By using powerful space telescopes and ground-based observatories, an international team of astronomers have discovered the first known system of actually seven Earth-size planets orbiting the nearby TRAPPIST-1, which is relatively close to us, in the constellation Aquarius.
"Around a nearby, cold, small star we found 7 rocky Earth-size planets, all of which could have liquid water -- key to life as we know it," NASA posted on Twitter.
Three of these planets are firmly located in the habitable zone, the area around the parent star where a rocky planet is most likely to have liquid water.
The discovery sets a new record for greatest number of habitable-zone planets found around a single star outside our solar system, according to the NASA.
"With the discovery, we have made a giant accelerated leap forward in the search for habitable worlds and life on other worlds," Sara Seager, professor of Planetary Science and Physics, MIT, said. "Potentially because with not just one planet, but several," she added.

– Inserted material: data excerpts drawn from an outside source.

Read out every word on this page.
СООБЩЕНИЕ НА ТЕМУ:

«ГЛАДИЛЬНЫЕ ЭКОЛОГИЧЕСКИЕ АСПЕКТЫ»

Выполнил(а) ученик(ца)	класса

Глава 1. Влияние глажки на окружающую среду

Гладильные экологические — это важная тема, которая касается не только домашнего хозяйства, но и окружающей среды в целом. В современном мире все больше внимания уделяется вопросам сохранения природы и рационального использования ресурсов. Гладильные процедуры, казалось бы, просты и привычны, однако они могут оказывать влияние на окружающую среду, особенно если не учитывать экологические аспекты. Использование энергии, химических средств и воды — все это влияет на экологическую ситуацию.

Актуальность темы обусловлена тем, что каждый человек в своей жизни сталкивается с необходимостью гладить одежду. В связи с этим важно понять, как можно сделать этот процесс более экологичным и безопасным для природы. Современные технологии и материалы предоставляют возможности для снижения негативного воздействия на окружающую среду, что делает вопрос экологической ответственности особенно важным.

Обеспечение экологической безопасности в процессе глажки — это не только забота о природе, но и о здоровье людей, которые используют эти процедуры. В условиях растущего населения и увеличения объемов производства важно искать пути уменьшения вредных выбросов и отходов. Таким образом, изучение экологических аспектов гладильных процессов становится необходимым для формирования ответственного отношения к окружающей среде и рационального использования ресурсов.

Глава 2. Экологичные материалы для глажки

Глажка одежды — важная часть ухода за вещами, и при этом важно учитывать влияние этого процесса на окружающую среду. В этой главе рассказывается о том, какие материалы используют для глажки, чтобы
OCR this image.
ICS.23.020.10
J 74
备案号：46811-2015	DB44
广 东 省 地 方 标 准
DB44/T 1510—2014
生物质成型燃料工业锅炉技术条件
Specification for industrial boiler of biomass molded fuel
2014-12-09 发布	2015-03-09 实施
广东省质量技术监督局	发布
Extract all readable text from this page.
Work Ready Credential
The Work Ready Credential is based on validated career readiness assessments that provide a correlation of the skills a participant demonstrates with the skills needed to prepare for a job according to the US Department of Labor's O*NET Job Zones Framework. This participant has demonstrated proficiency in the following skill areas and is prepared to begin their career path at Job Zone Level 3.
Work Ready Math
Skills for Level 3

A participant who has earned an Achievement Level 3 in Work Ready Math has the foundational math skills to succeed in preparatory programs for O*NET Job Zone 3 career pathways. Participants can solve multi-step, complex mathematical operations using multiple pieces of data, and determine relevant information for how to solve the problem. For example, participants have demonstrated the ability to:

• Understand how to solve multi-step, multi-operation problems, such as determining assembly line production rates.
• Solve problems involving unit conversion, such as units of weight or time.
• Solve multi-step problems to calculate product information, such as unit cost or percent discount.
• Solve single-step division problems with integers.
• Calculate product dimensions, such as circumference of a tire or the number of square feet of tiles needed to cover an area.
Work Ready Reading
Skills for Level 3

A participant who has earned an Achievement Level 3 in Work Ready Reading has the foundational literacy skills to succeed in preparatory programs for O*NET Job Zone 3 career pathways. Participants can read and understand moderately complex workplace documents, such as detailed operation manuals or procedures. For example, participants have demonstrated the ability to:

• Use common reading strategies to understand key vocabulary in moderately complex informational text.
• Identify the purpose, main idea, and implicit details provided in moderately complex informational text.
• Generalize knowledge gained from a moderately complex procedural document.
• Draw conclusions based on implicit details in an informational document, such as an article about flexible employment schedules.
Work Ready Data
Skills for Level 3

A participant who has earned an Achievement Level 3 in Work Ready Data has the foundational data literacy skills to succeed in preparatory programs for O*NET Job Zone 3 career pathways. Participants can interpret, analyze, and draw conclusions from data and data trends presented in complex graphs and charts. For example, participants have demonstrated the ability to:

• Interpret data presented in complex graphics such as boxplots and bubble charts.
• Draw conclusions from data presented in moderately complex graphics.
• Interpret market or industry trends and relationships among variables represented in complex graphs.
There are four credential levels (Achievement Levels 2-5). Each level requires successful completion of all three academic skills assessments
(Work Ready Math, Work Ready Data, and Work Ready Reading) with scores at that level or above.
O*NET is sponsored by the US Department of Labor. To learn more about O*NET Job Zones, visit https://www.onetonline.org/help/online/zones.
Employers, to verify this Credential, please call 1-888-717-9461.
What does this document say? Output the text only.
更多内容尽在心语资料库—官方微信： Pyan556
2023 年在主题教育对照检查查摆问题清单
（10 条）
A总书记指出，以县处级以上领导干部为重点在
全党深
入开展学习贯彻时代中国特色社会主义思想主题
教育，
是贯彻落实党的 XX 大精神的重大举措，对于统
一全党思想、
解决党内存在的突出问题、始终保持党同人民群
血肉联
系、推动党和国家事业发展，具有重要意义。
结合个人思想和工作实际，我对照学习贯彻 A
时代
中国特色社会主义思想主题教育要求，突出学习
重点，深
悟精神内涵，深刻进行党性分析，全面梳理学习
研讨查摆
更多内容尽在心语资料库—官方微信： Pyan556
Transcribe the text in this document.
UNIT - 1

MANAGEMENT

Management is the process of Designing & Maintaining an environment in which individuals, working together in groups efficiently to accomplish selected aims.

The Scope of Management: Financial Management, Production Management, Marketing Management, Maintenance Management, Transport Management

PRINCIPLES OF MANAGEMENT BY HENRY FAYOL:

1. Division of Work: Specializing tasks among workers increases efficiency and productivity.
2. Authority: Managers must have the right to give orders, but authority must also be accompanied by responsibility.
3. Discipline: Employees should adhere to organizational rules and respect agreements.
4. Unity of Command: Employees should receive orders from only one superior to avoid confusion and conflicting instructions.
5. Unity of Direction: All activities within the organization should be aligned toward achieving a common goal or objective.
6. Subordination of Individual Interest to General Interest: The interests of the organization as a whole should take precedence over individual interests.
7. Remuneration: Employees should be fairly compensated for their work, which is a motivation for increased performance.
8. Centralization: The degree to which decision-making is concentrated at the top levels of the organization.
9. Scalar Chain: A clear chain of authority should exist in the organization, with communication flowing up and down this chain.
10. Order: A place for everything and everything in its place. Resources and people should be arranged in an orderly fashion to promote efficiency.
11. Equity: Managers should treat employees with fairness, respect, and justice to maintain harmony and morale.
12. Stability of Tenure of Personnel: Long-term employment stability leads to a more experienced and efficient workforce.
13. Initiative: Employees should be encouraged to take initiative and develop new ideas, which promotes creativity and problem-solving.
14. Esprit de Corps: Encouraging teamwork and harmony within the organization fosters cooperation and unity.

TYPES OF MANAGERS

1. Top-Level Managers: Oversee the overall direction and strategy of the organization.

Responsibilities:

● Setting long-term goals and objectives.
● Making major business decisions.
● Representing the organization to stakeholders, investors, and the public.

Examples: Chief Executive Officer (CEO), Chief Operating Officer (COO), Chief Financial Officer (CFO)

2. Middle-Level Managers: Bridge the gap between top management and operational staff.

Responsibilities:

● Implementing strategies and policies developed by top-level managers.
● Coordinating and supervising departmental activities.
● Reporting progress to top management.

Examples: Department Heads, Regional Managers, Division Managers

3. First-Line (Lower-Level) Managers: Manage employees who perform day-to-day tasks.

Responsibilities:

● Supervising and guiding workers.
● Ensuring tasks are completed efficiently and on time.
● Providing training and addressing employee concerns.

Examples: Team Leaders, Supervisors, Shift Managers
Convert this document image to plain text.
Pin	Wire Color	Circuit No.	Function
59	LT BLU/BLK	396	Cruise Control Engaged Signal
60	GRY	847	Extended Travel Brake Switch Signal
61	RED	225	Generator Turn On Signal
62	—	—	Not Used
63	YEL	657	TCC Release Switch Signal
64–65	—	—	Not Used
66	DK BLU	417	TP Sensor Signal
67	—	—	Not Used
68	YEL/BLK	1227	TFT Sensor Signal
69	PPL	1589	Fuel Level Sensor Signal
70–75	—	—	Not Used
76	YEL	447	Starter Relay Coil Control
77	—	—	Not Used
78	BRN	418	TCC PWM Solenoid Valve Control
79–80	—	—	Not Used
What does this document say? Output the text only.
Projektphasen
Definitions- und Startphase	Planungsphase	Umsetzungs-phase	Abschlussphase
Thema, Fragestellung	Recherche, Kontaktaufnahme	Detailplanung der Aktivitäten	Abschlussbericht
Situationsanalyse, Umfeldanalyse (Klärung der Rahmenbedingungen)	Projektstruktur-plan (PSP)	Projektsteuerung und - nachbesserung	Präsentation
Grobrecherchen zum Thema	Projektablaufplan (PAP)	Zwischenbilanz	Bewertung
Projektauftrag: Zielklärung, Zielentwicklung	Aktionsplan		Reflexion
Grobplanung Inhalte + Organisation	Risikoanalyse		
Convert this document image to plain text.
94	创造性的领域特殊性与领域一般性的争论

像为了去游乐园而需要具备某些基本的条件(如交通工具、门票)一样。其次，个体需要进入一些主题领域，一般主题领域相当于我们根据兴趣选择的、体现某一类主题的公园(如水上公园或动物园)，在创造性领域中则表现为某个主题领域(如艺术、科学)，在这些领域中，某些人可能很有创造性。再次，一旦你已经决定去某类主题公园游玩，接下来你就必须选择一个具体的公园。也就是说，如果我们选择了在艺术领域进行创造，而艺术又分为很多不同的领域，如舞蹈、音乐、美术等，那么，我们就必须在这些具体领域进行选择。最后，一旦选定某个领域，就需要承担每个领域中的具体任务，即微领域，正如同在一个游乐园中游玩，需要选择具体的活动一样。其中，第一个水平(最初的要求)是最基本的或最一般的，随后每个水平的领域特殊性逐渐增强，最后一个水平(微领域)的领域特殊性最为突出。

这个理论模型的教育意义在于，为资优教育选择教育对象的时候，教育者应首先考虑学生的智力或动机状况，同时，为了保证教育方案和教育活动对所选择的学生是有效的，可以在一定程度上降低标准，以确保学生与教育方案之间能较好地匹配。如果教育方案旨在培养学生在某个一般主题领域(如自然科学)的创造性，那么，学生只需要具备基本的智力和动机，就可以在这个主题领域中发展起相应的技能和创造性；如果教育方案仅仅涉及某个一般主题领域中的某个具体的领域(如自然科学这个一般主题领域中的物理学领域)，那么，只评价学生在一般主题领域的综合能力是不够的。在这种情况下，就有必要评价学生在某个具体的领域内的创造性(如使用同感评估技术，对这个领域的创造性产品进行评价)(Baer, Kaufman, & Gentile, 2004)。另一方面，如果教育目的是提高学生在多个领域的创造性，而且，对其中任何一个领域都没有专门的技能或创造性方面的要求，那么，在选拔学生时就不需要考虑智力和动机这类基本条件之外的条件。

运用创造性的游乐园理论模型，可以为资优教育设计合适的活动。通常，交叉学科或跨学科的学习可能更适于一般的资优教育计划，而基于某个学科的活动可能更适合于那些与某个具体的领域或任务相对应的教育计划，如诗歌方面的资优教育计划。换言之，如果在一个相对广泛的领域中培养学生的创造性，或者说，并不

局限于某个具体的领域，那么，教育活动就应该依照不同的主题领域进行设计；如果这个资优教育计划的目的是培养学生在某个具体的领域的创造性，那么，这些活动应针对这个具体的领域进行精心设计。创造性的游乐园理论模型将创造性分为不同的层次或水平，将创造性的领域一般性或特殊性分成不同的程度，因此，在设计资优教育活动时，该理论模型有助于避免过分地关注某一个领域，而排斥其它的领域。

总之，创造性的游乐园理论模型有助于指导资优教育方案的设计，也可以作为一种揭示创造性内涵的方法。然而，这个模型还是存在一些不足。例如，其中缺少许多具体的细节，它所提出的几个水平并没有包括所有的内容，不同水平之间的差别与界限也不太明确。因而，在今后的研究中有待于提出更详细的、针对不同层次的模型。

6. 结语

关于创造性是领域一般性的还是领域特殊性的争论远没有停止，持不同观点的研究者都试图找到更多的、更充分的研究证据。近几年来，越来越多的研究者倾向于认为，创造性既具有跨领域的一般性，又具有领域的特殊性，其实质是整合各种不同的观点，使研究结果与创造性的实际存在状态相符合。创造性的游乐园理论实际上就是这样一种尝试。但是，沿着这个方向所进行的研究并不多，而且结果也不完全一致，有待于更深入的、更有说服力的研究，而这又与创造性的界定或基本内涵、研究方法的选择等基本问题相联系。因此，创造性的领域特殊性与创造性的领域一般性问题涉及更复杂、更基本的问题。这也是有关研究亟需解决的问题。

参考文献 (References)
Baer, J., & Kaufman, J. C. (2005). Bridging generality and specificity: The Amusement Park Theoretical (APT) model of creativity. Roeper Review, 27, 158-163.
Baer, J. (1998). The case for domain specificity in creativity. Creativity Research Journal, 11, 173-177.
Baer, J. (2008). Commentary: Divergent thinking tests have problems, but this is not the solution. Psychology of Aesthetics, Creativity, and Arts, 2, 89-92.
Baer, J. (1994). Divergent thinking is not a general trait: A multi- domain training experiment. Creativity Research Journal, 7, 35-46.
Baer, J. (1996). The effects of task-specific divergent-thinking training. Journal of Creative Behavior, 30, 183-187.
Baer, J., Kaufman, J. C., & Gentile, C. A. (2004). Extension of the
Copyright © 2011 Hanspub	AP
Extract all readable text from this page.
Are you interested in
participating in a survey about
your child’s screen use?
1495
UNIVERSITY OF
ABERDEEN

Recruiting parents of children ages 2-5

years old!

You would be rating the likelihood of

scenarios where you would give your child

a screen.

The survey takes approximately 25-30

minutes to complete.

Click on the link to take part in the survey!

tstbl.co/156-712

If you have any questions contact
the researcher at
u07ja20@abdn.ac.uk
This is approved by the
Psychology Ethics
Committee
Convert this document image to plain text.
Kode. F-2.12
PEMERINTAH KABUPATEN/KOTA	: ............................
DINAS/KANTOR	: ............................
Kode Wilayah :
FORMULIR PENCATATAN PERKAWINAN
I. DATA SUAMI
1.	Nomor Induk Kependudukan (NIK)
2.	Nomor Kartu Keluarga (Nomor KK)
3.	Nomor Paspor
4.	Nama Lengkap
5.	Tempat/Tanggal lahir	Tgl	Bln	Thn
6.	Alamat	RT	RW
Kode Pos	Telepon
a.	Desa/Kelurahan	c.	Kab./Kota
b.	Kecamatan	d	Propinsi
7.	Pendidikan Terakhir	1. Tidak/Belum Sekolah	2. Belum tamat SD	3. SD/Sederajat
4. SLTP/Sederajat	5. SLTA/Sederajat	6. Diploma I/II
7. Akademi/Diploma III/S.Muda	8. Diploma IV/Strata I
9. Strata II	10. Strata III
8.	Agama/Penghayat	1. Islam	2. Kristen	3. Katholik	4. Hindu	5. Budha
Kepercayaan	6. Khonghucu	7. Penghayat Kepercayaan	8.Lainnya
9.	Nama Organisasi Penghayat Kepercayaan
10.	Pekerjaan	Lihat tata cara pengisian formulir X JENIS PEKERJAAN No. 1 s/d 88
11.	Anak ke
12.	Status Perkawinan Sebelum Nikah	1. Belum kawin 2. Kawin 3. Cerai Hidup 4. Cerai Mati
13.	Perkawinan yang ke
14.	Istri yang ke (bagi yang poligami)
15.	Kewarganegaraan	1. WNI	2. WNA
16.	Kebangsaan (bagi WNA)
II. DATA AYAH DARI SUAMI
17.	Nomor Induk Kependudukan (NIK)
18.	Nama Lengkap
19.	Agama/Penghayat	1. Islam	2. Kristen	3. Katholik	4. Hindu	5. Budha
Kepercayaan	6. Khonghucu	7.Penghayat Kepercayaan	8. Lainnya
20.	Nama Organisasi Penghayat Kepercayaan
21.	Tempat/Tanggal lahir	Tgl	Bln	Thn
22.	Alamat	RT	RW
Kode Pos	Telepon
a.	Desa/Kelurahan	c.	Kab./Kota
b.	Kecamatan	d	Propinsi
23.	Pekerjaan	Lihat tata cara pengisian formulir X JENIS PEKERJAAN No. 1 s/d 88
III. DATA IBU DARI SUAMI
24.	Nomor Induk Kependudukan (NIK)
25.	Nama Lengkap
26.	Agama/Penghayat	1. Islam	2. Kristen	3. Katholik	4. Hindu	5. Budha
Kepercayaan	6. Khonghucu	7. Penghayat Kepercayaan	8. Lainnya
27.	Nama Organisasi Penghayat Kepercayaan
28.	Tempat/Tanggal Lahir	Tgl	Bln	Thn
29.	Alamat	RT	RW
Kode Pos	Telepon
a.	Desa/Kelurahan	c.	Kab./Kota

The new results were published Wednesday in the journal Nature, and announced at a news briefing at the NASA Headquarters in Washington.
"The seven wonders of TRAPPIST-1 are the first Earth-size planets that have been found orbiting this kind of star," said Michael Gillon, lead author of the paper and the principal investigator of the TRAPPIST exoplanet survey at the University of Liege, Belgium.
TRAPPIST-1, classified as an small, ultra-cool dwarf, is the new hot topic in astronomy and the search for life outside our solar system. In contrast to our sun, the dwarf is so cool that liquid water could survive on planets orbiting very close to it, closer than is possible on planets in our solar system.
In May 2016, astronomers announced the discovery of three planets in the system, but even then they suspected there might be a few more.
Assisted by several ground-based telescopes, including the European Southern Observatory's Very Large Telescope, NASA's Spitzer Space Telescope confirmed the existence of two of these planets and discovered five additional ones, increasing the number of known planets in the system to seven.
Using Spitzer data, the research team precisely measured the sizes of the seven planets and developed first estimates of the masses of six of them, allowing their density to be estimated. Based on their densities, all of the planets in the system are likely to be rocky.
"Looking for life elsewhere, this system is probably our best bet as of today," Brice-Olivier Demory, professor at the University of Bern's Center for Space and Habitability and one of the authors of the Nature paper, said in a statement.
Earth-like exoplanets orbiting dwarf stars are easier to observe than real Earth twins around solar-type stars, according to the new study.